Schrodinger developed his famous boxed-cat thought experiment in order to point out the absurdity of some of the ideas floating around the new field of quantum mechanics. Some were positing that subatomic particles must exist in all possible states at once and remain that way until the instant they're observed. He tied the viability of a cat to the state of a radioactive atom and suggested, chuckling to himself, that the cat must be alive and dead at the same time and wouldn't resolve one way or the other until someone opened the box and had a peek. Which is silly. It could just have a little kidney infection. Even Schrodinger thought this was silly with regard to cats. The problem is that some things that are very, very, very small don't act according to Newton's laws. Not cats. Kittens, maybe.

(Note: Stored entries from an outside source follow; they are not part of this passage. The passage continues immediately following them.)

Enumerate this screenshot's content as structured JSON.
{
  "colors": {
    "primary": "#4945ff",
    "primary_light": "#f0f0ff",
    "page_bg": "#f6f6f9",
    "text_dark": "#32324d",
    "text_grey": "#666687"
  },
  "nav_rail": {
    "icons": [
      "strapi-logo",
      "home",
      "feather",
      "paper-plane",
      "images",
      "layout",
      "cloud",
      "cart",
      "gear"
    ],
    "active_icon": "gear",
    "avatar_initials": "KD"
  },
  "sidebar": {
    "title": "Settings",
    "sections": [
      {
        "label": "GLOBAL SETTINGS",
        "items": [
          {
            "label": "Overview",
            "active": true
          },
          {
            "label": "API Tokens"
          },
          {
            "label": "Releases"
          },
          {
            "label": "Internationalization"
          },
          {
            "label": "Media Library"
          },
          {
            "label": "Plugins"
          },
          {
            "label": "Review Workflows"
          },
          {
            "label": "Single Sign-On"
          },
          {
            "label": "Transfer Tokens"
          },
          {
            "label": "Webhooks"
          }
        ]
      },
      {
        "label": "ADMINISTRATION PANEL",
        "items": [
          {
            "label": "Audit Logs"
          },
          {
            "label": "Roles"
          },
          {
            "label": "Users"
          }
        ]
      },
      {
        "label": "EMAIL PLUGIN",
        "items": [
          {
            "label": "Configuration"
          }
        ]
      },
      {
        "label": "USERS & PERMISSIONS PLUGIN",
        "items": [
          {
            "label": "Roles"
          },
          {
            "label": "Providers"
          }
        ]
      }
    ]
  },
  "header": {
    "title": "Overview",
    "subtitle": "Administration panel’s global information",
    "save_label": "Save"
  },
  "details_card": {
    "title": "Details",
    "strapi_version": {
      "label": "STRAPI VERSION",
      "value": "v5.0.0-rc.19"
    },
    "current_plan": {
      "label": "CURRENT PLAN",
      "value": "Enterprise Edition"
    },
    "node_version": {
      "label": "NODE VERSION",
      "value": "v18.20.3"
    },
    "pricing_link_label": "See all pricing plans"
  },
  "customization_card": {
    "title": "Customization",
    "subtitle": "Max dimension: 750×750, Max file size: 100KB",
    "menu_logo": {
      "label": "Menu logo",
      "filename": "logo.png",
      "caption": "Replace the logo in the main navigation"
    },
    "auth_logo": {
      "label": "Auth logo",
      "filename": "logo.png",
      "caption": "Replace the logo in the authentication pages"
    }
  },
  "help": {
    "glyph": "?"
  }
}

It doesn't have anything to do with physics, but I've always subscribed to the notion that unobserved things might not even exist. One doesn't want to go about sticking one's head in the sand--even ostriches don't do that--but I no longer feel an obligation to be aware of every last crappy thing that happens in the world. In the course of a life there's enough crappiness to go around and I don't think I need to be exposed to all of it. With that in mind I'm putting off a trip to our cabin.
|Trunks of two of the three trees that aimed at the cabin|
This is such a likely scenario, in fact, that we pack up and leave when it's been wet and gets real windy around there. One time three massive Douglas firs came down right alongside the cabin and just nicked the fascia board on the corner. They were stacked up like cordwood on what used to be our deck. If I had been inside at the time they came down, the authorities would have found me stone dead in a puddle of pee.